Continuing my blog series looking at Accenture’s 2019 banking trends, this time I’m exploring how improved adoption of cloud and data analytics will enable banks to raise the bar in the way they deliver retail financial advice.

We’ve seen some exciting advancements in banking over the past few years with regard to digital assistants. With many banks now allowing customers to interact with Siri, Alexa and others, customers can check their balance, review spending and even make payments. These services are often underpinned by a basic financial advice offering, which tracks spending habits and savings goals, allowing digital assistants to make recommendations or predictions based on this data.

While these offerings have fast become table stakes, with Accenture noting them being akin to ‘parental scolding’, many banks are still missing the mark when it comes to offering true financial advice. As we head deeper into 2019, and conversations around cloud, data and analytics continue to progress, what can we expect the future of financial advice to look like?

A new class of digital advice

To answer this question, we must first look at a bank’s customer and what they want from their bank. All people really want is to feel that their best interests are being catered for – meaning personalized, tailored advice that guides them toward their financial goals. But the financial advice available today isn’t entirely fulfilling this need; it’s often merely summarising historical data, and giving recommendations based on previous financial decisions.

The future of financial advice needs to focus on true financial wellness. This is something that I think will start to emerge as 2019 progresses.

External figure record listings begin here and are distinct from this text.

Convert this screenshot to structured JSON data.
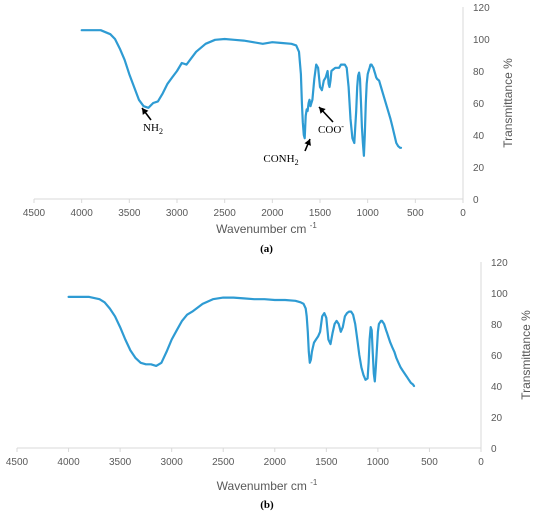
{
  "chart_data": [
    {
      "type": "line",
      "panel_label": "(a)",
      "xlabel": "Wavenumber cm",
      "xlabel_sup": "-1",
      "ylabel": "Transmittance %",
      "xlim": [
        4500,
        0
      ],
      "ylim": [
        0,
        120
      ],
      "x_ticks": [
        4500,
        4000,
        3500,
        3000,
        2500,
        2000,
        1500,
        1000,
        500,
        0
      ],
      "y_ticks": [
        0,
        20,
        40,
        60,
        80,
        100,
        120
      ],
      "y_axis_side": "right",
      "grid": false,
      "color": "#2e9bd3",
      "series": [
        {
          "x": [
            4000,
            3800,
            3700,
            3650,
            3600,
            3550,
            3500,
            3450,
            3400,
            3350,
            3300,
            3250,
            3200,
            3150,
            3100,
            3050,
            3000,
            2950,
            2900,
            2850,
            2800,
            2700,
            2600,
            2500,
            2400,
            2300,
            2200,
            2100,
            2000,
            1900,
            1800,
            1750,
            1720,
            1700,
            1690,
            1680,
            1670,
            1660,
            1650,
            1640,
            1630,
            1620,
            1610,
            1600,
            1590,
            1580,
            1560,
            1540,
            1520,
            1500,
            1480,
            1460,
            1440,
            1420,
            1410,
            1400,
            1390,
            1380,
            1360,
            1340,
            1320,
            1300,
            1280,
            1260,
            1240,
            1220,
            1200,
            1180,
            1160,
            1140,
            1120,
            1110,
            1100,
            1090,
            1080,
            1070,
            1060,
            1050,
            1040,
            1030,
            1020,
            1010,
            1000,
            990,
            980,
            970,
            960,
            950,
            940,
            930,
            920,
            910,
            900,
            880,
            860,
            840,
            820,
            800,
            780,
            760,
            740,
            720,
            700,
            680,
            660,
            650
          ],
          "y": [
            105.5,
            105.5,
            103,
            100,
            94,
            87,
            78,
            70,
            62,
            58,
            57,
            60,
            61,
            66,
            72,
            76,
            80,
            85,
            84,
            88,
            92,
            97,
            99.5,
            100,
            99.5,
            99,
            98,
            97,
            98,
            97.5,
            97,
            96,
            92,
            78,
            60,
            48,
            40,
            38,
            52,
            56,
            55,
            60,
            62,
            58,
            60,
            62,
            75,
            84,
            82,
            70,
            68,
            74,
            76,
            80,
            72,
            70,
            74,
            80,
            81,
            82,
            82,
            82,
            84,
            84,
            84,
            82,
            70,
            50,
            38,
            35,
            55,
            70,
            77,
            79,
            75,
            60,
            45,
            35,
            27,
            40,
            60,
            72,
            78,
            80,
            82,
            84,
            84,
            83,
            82,
            80,
            78,
            76,
            75,
            74,
            70,
            66,
            62,
            58,
            54,
            50,
            45,
            40,
            35,
            33,
            32,
            32
          ]
        }
      ],
      "annotations": [
        {
          "text": "NH",
          "sub": "2",
          "x": 3350,
          "y": 57
        },
        {
          "text": "CONH",
          "sub": "2",
          "x": 1650,
          "y": 39
        },
        {
          "text": "COO",
          "sup": "-",
          "x": 1620,
          "y": 62
        }
      ]
    },
    {
      "type": "line",
      "panel_label": "(b)",
      "xlabel": "Wavenumber cm",
      "xlabel_sup": "-1",
      "ylabel": "Transmittance %",
      "xlim": [
        4500,
        0
      ],
      "ylim": [
        0,
        120
      ],
      "x_ticks": [
        4500,
        4000,
        3500,
        3000,
        2500,
        2000,
        1500,
        1000,
        500,
        0
      ],
      "y_ticks": [
        0,
        20,
        40,
        60,
        80,
        100,
        120
      ],
      "y_axis_side": "right",
      "grid": false,
      "color": "#2e9bd3",
      "series": [
        {
          "x": [
            4000,
            3800,
            3700,
            3650,
            3600,
            3550,
            3500,
            3450,
            3400,
            3350,
            3300,
            3250,
            3200,
            3150,
            3100,
            3050,
            3000,
            2950,
            2900,
            2850,
            2800,
            2700,
            2600,
            2500,
            2400,
            2300,
            2200,
            2100,
            2000,
            1900,
            1800,
            1750,
            1720,
            1700,
            1690,
            1680,
            1670,
            1660,
            1650,
            1640,
            1630,
            1620,
            1600,
            1580,
            1560,
            1540,
            1520,
            1500,
            1480,
            1460,
            1440,
            1420,
            1400,
            1380,
            1360,
            1340,
            1320,
            1300,
            1280,
            1260,
            1240,
            1220,
            1200,
            1180,
            1160,
            1140,
            1120,
            1100,
            1090,
            1080,
            1070,
            1060,
            1050,
            1040,
            1030,
            1020,
            1010,
            1000,
            990,
            980,
            970,
            960,
            950,
            940,
            930,
            920,
            910,
            900,
            880,
            860,
            840,
            820,
            800,
            780,
            760,
            740,
            720,
            700,
            680,
            660,
            650
          ],
          "y": [
            97.5,
            97.5,
            96,
            94,
            90,
            85,
            78,
            70,
            63,
            58,
            55,
            54,
            54,
            53,
            55,
            62,
            70,
            76,
            82,
            86,
            88,
            93,
            96,
            97,
            97,
            96.5,
            96,
            96,
            95.5,
            95.5,
            95,
            94,
            93,
            90,
            85,
            75,
            62,
            55,
            57,
            62,
            65,
            68,
            70,
            72,
            75,
            85,
            87,
            84,
            70,
            67,
            74,
            80,
            82,
            80,
            75,
            78,
            85,
            87,
            88,
            88,
            86,
            80,
            70,
            60,
            52,
            47,
            44,
            45,
            55,
            70,
            78,
            76,
            62,
            48,
            43,
            52,
            64,
            75,
            80,
            81,
            82,
            82,
            81,
            80,
            78,
            76,
            74,
            72,
            68,
            65,
            62,
            58,
            55,
            52,
            50,
            48,
            46,
            44,
            42,
            41,
            40
          ]
        }
      ]
    }
  ]
}
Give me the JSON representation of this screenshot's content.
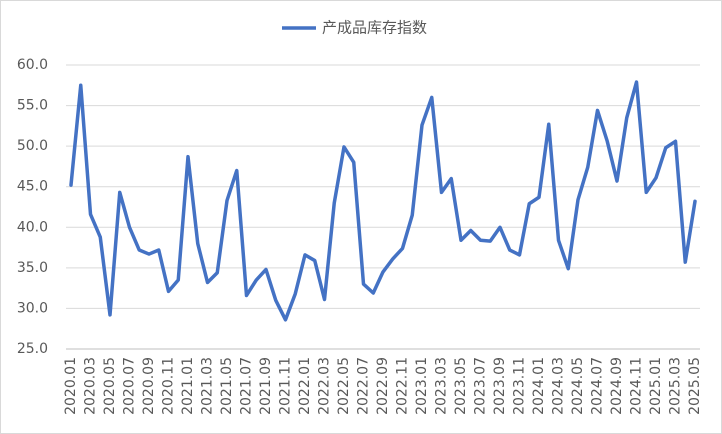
{
  "chart_data": {
    "type": "line",
    "categories": [
      "2020.01",
      null,
      "2020.03",
      null,
      "2020.05",
      null,
      "2020.07",
      null,
      "2020.09",
      null,
      "2020.11",
      null,
      "2021.01",
      null,
      "2021.03",
      null,
      "2021.05",
      null,
      "2021.07",
      null,
      "2021.09",
      null,
      "2021.11",
      null,
      "2022.01",
      null,
      "2022.03",
      null,
      "2022.05",
      null,
      "2022.07",
      null,
      "2022.09",
      null,
      "2022.11",
      null,
      "2023.01",
      null,
      "2023.03",
      null,
      "2023.05",
      null,
      "2023.07",
      null,
      "2023.09",
      null,
      "2023.11",
      null,
      "2024.01",
      null,
      "2024.03",
      null,
      "2024.05",
      null,
      "2024.07",
      null,
      "2024.09",
      null,
      "2024.11",
      null,
      "2025.01",
      null,
      "2025.03",
      null,
      "2025.05"
    ],
    "series": [
      {
        "name": "产成品库存指数",
        "color": "#4472c4",
        "values": [
          45.2,
          57.5,
          41.6,
          38.8,
          29.2,
          44.3,
          40.0,
          37.2,
          36.7,
          37.2,
          32.1,
          33.5,
          48.7,
          38.0,
          33.2,
          34.4,
          43.3,
          47.0,
          31.6,
          33.5,
          34.8,
          31.0,
          28.6,
          31.8,
          36.6,
          35.9,
          31.1,
          43.0,
          49.9,
          48.0,
          33.0,
          31.9,
          34.5,
          36.1,
          37.4,
          41.5,
          52.6,
          56.0,
          44.3,
          46.0,
          38.4,
          39.6,
          38.4,
          38.3,
          40.0,
          37.2,
          36.6,
          42.9,
          43.7,
          52.7,
          38.4,
          34.9,
          43.4,
          47.4,
          54.4,
          50.6,
          45.7,
          53.5,
          57.9,
          44.3,
          46.1,
          49.8,
          50.6,
          35.7,
          43.2
        ]
      }
    ],
    "ylim": [
      25,
      60
    ],
    "yticks": [
      {
        "value": 25,
        "label": "25.0"
      },
      {
        "value": 30,
        "label": "30.0"
      },
      {
        "value": 35,
        "label": "35.0"
      },
      {
        "value": 40,
        "label": "40.0"
      },
      {
        "value": 45,
        "label": "45.0"
      },
      {
        "value": 50,
        "label": "50.0"
      },
      {
        "value": 55,
        "label": "55.0"
      },
      {
        "value": 60,
        "label": "60.0"
      }
    ],
    "grid": true,
    "legend": "top"
  }
}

By aggregating the wealth of customer data that banks have at their fingertips, they can not only see what a customer is spending, but also what other individuals are spending. Using this data, in association with non-banking data, banks will be able to make hyper-relevant financial recommendations beyond basic spending habits. This could come in the form of notifying customers if their peers are getting better rates on their utilities or financing offers and suggesting changes to improve their current financial situation. 

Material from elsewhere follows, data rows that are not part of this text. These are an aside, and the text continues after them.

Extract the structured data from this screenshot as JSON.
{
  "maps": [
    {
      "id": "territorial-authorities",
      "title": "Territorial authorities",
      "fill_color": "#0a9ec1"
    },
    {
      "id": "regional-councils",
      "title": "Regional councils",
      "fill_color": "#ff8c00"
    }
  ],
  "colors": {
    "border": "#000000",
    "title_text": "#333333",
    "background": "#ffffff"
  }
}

With Open Banking and PSD2, the amount of data available to banks has the potential to increase, meaning banks will be even better placed to improve the financial lives of their customers and their overall financial wellness. But to achieve this goal, banks will need to carefully consider their associated cloud, data and analytics strategy.

Head in the clouds

The business case for cloud is a debate that goes back several years and has fundamentally evolved as business demands have changed. More recently, the dial has shifted from looking at the cost and scalability benefits of the cloud, to its data and analytics capabilities. In fact, a recent IDG survey found that 45% of organizations plan to migrate their data warehouse and data analytics applications to the cloud in the next 12 months to three years. With its limitless storage capabilities and data analytics tools, banks should be using cloud to deliver sound financial advice to make their customers’ financial lives better and more rewarding. 

Through effective data collection and analysis, banks will be able to create much broader financial profiles of their customers. Financial recommendations would then not just draw on historical data, but also previous and existing habits to give predictive, and even better, prescriptive advice.

If banks delight their customers with unique and personalised experiences, whilst also steering them toward better financial health, they can only expect to reap the benefits of long-term customer relationships.

But banks will need to work hard if they are to secure a competitive advantage in the financial advice space. With commercial cloud offerings now so widely available, Accenture predicts we will soon be in a world where everyone will have access to the same ‘toolbox’ and potential for success. In this world, the winners won’t be simply those who leverage the cloud, but those using it to create unique experiences for their customers – drawing actionable insights from data to provide unique financial advice.

This is something I personally believe will be a competitive differentiator for banks moving forward, with customer experience being the defining quality of the leading banks. In the coming months, banks will need to start thinking differently about the role they play in their customers’ lives. Instead of simply providing products with basic financial functionality, banks must take advantage of data to reinvent their services and be seen as trusted advisors by their customers.